In 1946 he joined the Asociación Arte Concreto-Invención, participating in several of its exhibitions. Two years later he travels to Europe in the company of Carmelo Arden Quin and, in 1949, he exhibits at the Salon de Amérique Latine in Paris, where he came into contact with important abstract artists.
In 1950 he returns to Argentina and presents his works in the exhibition Joven pintura, organized by the Peuser Gallery. In his first works he uses glass and plexiglass, and from flat geometric forms he moves on to research on the hemisphere. Later, his interest in kinetic research led him to devise mobile mechanisms and, by the 1960s, the Plexiglas spheres had the peculiarity of containing other smaller spheres or of receiving projections of colored lights. From few and simple elements, Vardanega manages to create multiple variations with plays of light and movement.
He is one of the founding members of the Asociación Arte Nuevo and the group Artistas no Figurativos Argentinos (ANFA).
Statement
Gregorio Vardánega was one of the emerging artists in Argentine art in the 1940s, as a member of the Asociación Arte Concreto Invención. He identified it with an operative line marked by the rigor of conception and the quality of praxis.
He considered the sphere, the circle, the oval, the spiral, connected to cosmic movements. His interest in the perspectival displacement of the spectator, added to those of the multiplication of space by the superimposition of transparent plates, led him to move from illusory movement to real movement. Thus, he created complex assemblies in chromed steel and Plexiglas, moved by electronic circuits that, in turn, triggered luminous effects.

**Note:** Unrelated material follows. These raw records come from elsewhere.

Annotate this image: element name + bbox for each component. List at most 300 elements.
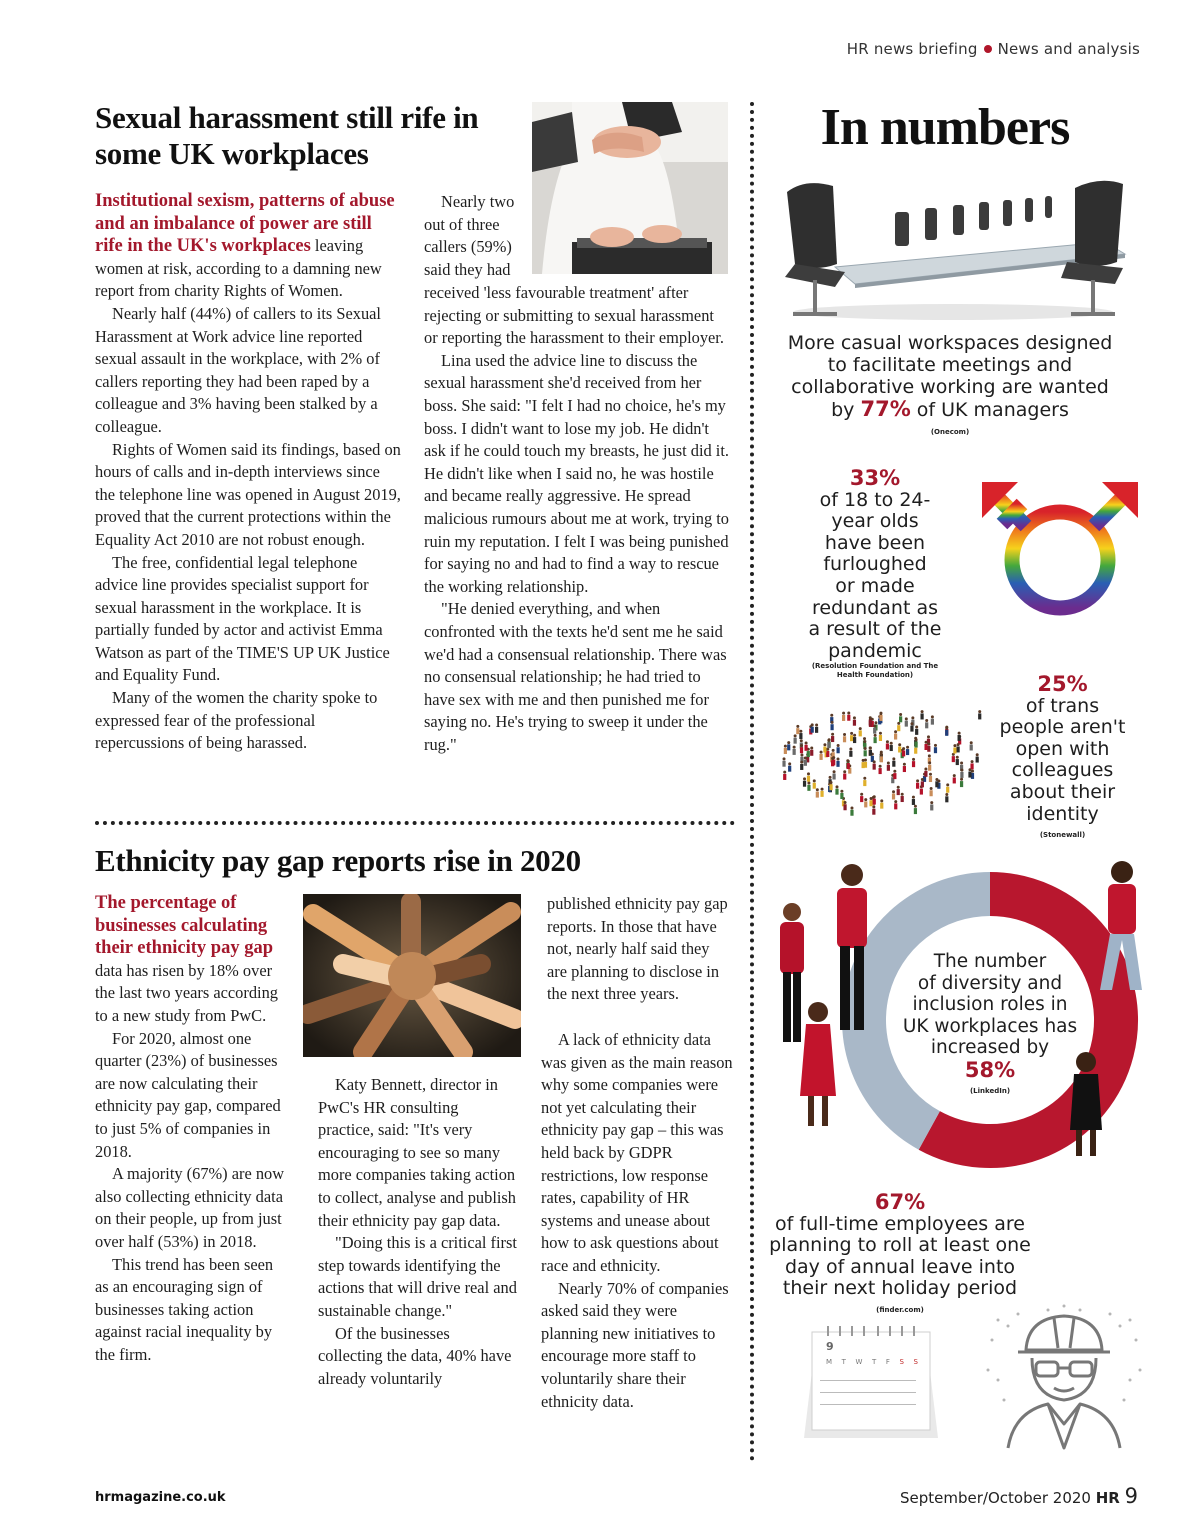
footer-issue: September/October 2020 — [900, 1489, 1091, 1507]
calendar-day: T — [841, 1358, 846, 1366]
crowd-head — [803, 777, 806, 780]
crowd-person — [829, 784, 832, 790]
article2-headline: Ethnicity pay gap reports rise in 2020 — [95, 843, 581, 878]
crowd-person — [796, 728, 799, 734]
stat2-line: redundant as — [811, 596, 938, 619]
running-header — [847, 40, 1140, 58]
crowd-person — [887, 765, 890, 771]
article1-col2-para: received 'less favourable treatment' after rejecting or submitting to sexual harassment or reporting the harassment to their employer. — [424, 283, 724, 348]
crowd-person — [787, 744, 790, 750]
crowd-person — [811, 727, 814, 733]
crowd-person — [827, 742, 830, 748]
crowd-head — [793, 746, 796, 749]
stat5-line: their next holiday period — [782, 1277, 1018, 1300]
crowd-person — [902, 750, 905, 756]
crowd-head — [960, 762, 963, 765]
crowd-head — [870, 797, 873, 800]
crowd-illustration — [770, 700, 990, 840]
crowd-person — [945, 796, 948, 802]
crowd-person — [916, 783, 919, 789]
stat4-line: UK workplaces has — [902, 1015, 1078, 1037]
stat4-line: The number — [933, 951, 1047, 972]
footer-page-number: 9 — [1124, 1484, 1138, 1508]
article1-headline: Sexual harassment still rife in some UK workplaces — [95, 100, 479, 171]
crowd-head — [864, 798, 867, 801]
article2-col1-para: A majority (67%) are now also collecting ethnicity data on their people, up from just over half (53%) in 2018. — [95, 1164, 285, 1251]
crowd-person — [799, 733, 802, 739]
article1-col1-para: The free, confidential legal telephone advice line provides specialist support for sexual harassment in the workplace. It is partially funded by actor and activist Emma Watson as part of the TIME'S UP UK Justice and Equality Fund. — [95, 552, 390, 685]
crowd-person — [928, 765, 931, 771]
stat2-line: furloughed — [823, 553, 927, 576]
stat3-line: of trans — [1025, 694, 1100, 717]
article2-col2 — [318, 1074, 518, 1390]
crowd-person — [924, 744, 927, 750]
crowd-person — [784, 748, 787, 754]
crowd-person — [836, 761, 839, 767]
crowd-person — [850, 735, 853, 741]
person-figure — [837, 864, 867, 1030]
article2-col1 — [95, 892, 289, 1366]
stat4-line: increased by — [930, 1037, 1050, 1059]
crowd-person — [968, 772, 971, 778]
calendar-icon — [798, 1318, 944, 1450]
crowd-head — [960, 769, 963, 772]
crowd-person — [978, 713, 981, 719]
crowd-person — [804, 745, 807, 751]
crowd-head — [843, 770, 846, 773]
crowd-person — [914, 748, 917, 754]
stat3-line: identity — [1026, 802, 1099, 825]
crowd-person — [807, 751, 810, 757]
crowd-person — [970, 744, 973, 750]
stat2-source: (Resolution Foundation and The Health Foundation) — [811, 662, 939, 680]
crowd-person — [853, 720, 856, 726]
crowd-head — [842, 712, 845, 715]
crowd-person — [886, 743, 889, 749]
crowd-head — [863, 740, 866, 743]
crowd-person — [931, 719, 934, 725]
stat2-line: or made — [835, 574, 915, 597]
crowd-head — [873, 760, 876, 763]
crowd-head — [976, 753, 979, 756]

Vardánega considered transparent color, space-color, sound light, refraction and reflection of light, as well as its transmission through solid, liquid and gaseous products to be elements of inexhaustible richness for aesthetic research. He knew how to use natural movement as well as random and programmed movement.
He has created large-scale chromokinetic structures, not only because of their size but also because of the complexity of the technical and visual resources brought into play.